Musk, an OpenAI cofounder who has since severed ties with the company, has routinely criticized OpenAI for implementing safeguards that prevent the chatbot from producing responses that could be deemed offensive.

"We made a mistake: The system we implemented did not reflect the values we intended to be in there," Brockman, who serves as OpenAI's president, told The Information. "And I think we were not fast enough to address that. And so I think that's a legitimate criticism of us."

ChatGPT has been criticized by users who claim it generates answers with political biases.

Last month, screenshots of a ChatGPT conversation circulated on Twitter showing the chatbot declining to generate a positive poem about Donald Trump, stating it wasn't programmed to create "partisan, biased or political" content. But when fed the same prompt subbing out Joe Biden for Trump, the chatbot wrote a glowing poem. Musk called the chatbot's refusal to generate a poem about Trump "a serious concern." 

Musk had previously criticized the technology, saying that "the danger of training AI to be woke – in other words, lie – is deadly."
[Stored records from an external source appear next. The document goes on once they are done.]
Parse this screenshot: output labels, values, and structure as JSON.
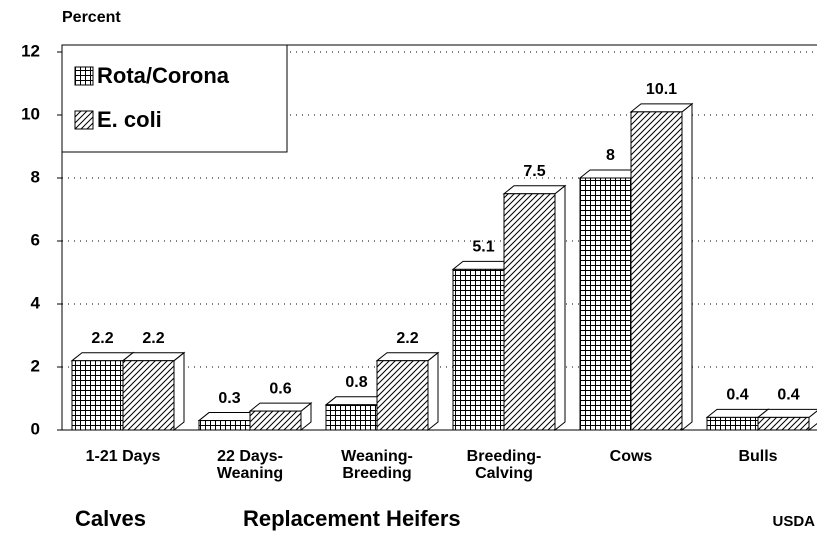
{
  "chart_data": {
    "type": "bar3d",
    "y_label": "Percent",
    "categories": [
      "1-21 Days",
      "22 Days-\nWeaning",
      "Weaning-\nBreeding",
      "Breeding-\nCalving",
      "Cows",
      "Bulls"
    ],
    "series": [
      {
        "name": "Rota/Corona",
        "color": "#000000",
        "pattern": "grid",
        "values": [
          2.2,
          0.3,
          0.8,
          5.1,
          8,
          0.4
        ]
      },
      {
        "name": "E. coli",
        "color": "#000000",
        "pattern": "diagonal",
        "values": [
          2.2,
          0.6,
          2.2,
          7.5,
          10.1,
          0.4
        ]
      }
    ],
    "ylim": [
      0,
      12
    ],
    "yticks": [
      0,
      2,
      4,
      6,
      8,
      10,
      12
    ],
    "grid": true,
    "legend": "top-left",
    "annotations": [
      "Calves",
      "Replacement Heifers",
      "USDA"
    ]
  }
}
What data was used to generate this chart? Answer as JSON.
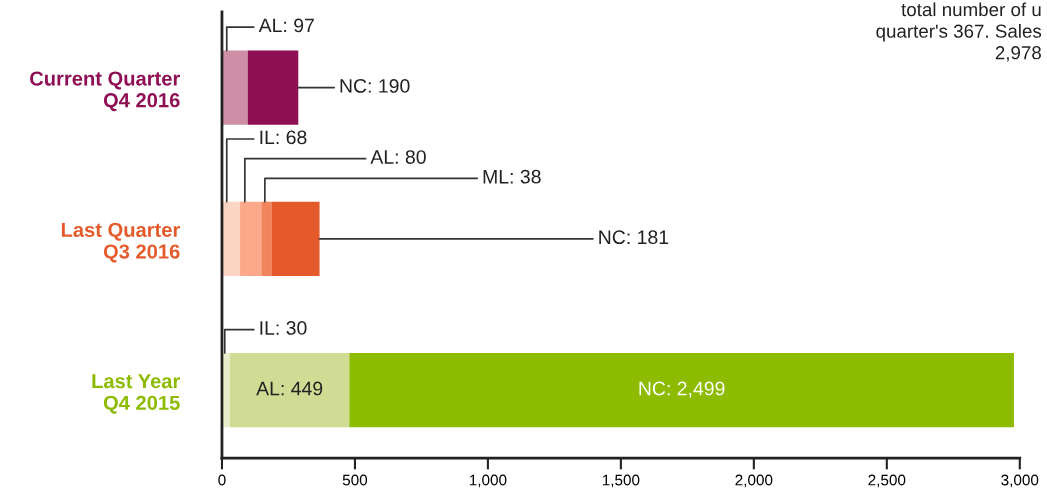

As more users flock to AI chatbots like ChatGPT and Bing's recently-launched chatbot, which is powered by OpenAI technology, their limits and flaws have been revealed. In response, companies have added guardrails to the technology.

In the month since Microsoft released its AI-powered Bing chatbot, the tech giant has set conversation limits on the chatbot, capping users at 50 questions per day and five questions per session. It has since loosened those limits.

ChatGPT is also a work in progress — and given Brockman's comments, it seems like the platform will continue to evolve.

"Our goal is not to have an AI that is biased in any particular direction," Brockman told The Information. "We want the default personality of OpenAI to be one that treats all sides equally. Exactly what that means is hard to operationalize, and I think we're not quite there."